In this photograph taken on May 24, 2011, US citizen Ghulam Nabi Fai, 62, talks during the International Kashmir Conference in Muzaffarabad. US officials charged two suspected Pakistani agents Ghulam Nabi Fai and Zaheer Ahmad over an alleged decades-long effort that funneled millions of dollars to Washington to lobby the Kashmiri cause in the corridors of power. – Photo by AFP

NEW DELHI: The arrest of Ghulam Nabi Fai “was long overdue”, a report quoted India's home secretary as saying on Saturday.

Fai, 62, a US citizen detained on Tuesday, is suspected of links to a decades-long effort that allegedly funnelled millions of dollars to Washington to lobby US politicians on behalf of Kashmiri causes.

Commenting on Fai's arrest, India's Home Secretary R.K. Singh said: “Yes, his arrest was long overdue,” the Press Trust of India reported.

Fai has been a prominent figure in the politics of Indian-administered Kashmir, racked by a more than two-decade insurgency against New Delhi's rule.

Kashmir is split between India and Pakistan but both countries claim the Himalayan territory in full.

The US Justice Department said Fai and Zaheer Ahmad, 63, a US citizen and a resident of Pakistan, face five years in prison if found guilty.

The US complaint alleges Fai and Ahmad conspired illegally as Pakistani agents, falsifying and concealing material facts that they had a duty to disclose in dealings with the United States government.

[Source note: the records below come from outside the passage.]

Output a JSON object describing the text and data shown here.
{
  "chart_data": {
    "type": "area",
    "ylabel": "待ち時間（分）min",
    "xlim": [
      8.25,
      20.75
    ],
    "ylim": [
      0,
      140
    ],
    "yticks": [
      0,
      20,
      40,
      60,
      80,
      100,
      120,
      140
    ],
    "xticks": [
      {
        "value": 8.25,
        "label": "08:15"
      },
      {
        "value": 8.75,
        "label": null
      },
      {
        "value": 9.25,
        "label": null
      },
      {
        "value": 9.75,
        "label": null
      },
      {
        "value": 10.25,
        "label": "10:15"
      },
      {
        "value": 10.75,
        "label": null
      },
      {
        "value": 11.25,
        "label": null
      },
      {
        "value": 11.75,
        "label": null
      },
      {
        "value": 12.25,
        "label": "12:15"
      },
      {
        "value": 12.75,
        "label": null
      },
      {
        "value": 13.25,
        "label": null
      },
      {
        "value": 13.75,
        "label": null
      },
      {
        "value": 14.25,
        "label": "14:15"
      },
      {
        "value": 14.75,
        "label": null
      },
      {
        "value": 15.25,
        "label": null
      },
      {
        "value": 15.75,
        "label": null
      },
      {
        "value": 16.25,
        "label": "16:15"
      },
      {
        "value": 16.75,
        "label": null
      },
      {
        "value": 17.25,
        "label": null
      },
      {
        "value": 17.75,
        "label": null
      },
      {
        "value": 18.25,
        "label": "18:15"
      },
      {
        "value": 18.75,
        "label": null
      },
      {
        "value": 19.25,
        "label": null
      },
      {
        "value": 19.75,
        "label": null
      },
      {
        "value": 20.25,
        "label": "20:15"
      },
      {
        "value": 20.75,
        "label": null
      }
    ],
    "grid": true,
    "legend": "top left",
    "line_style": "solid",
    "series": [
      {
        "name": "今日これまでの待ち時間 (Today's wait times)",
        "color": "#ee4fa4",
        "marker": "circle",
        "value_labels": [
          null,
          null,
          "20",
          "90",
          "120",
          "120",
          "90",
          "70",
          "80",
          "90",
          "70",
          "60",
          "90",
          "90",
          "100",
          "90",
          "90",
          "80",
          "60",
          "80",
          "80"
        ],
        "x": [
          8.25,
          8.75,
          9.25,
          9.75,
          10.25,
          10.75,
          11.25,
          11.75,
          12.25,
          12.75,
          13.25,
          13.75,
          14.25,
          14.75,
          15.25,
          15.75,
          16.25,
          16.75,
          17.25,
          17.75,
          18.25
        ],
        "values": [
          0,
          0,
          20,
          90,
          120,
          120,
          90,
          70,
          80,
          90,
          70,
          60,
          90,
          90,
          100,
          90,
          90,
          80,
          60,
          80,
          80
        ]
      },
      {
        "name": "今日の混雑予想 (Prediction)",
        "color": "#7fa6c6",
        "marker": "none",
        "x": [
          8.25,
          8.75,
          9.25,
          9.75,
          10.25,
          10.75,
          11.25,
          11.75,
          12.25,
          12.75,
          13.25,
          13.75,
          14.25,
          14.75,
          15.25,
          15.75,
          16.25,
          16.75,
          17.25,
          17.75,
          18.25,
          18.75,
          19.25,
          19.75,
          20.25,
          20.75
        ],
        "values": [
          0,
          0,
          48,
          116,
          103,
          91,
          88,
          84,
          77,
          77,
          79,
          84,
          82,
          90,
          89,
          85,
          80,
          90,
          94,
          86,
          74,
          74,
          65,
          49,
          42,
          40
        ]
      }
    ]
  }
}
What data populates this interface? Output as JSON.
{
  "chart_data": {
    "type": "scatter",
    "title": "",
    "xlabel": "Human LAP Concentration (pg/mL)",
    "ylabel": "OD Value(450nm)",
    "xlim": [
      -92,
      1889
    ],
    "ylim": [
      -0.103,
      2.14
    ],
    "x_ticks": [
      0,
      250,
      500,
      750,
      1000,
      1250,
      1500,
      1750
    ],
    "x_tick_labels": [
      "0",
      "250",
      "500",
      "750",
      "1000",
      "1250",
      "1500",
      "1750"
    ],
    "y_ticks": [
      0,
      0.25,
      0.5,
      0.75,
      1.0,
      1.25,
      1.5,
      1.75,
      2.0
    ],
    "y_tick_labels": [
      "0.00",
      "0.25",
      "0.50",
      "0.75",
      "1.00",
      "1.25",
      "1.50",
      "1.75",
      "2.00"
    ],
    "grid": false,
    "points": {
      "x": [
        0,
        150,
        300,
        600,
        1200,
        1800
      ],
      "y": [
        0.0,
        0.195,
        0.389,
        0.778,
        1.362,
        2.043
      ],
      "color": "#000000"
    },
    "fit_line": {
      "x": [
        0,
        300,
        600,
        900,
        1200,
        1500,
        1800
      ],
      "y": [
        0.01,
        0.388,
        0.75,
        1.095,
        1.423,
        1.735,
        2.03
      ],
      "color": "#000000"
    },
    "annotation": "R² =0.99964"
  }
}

The allegations, which come amid increasingly strained ties between the United States and Pakistan, centre on the Kashmiri American Council (KAC), a Washington-based group founded in 1990.

“We had a fair degree of suspicion that the money he (Fai) used to get was given by the agencies in Pakistan,” Singh said on the sidelines of a regional security conference in the Bhutanese capital Thimphu.

The KAC is suspected of being run by Pakistan's Inter-Services Intelligence (ISI).

Pakistan supports Kashmir's right to self-determination.

India and Pakistan have fought two of their three wars over Kashmir since their independence from British rule in 1947.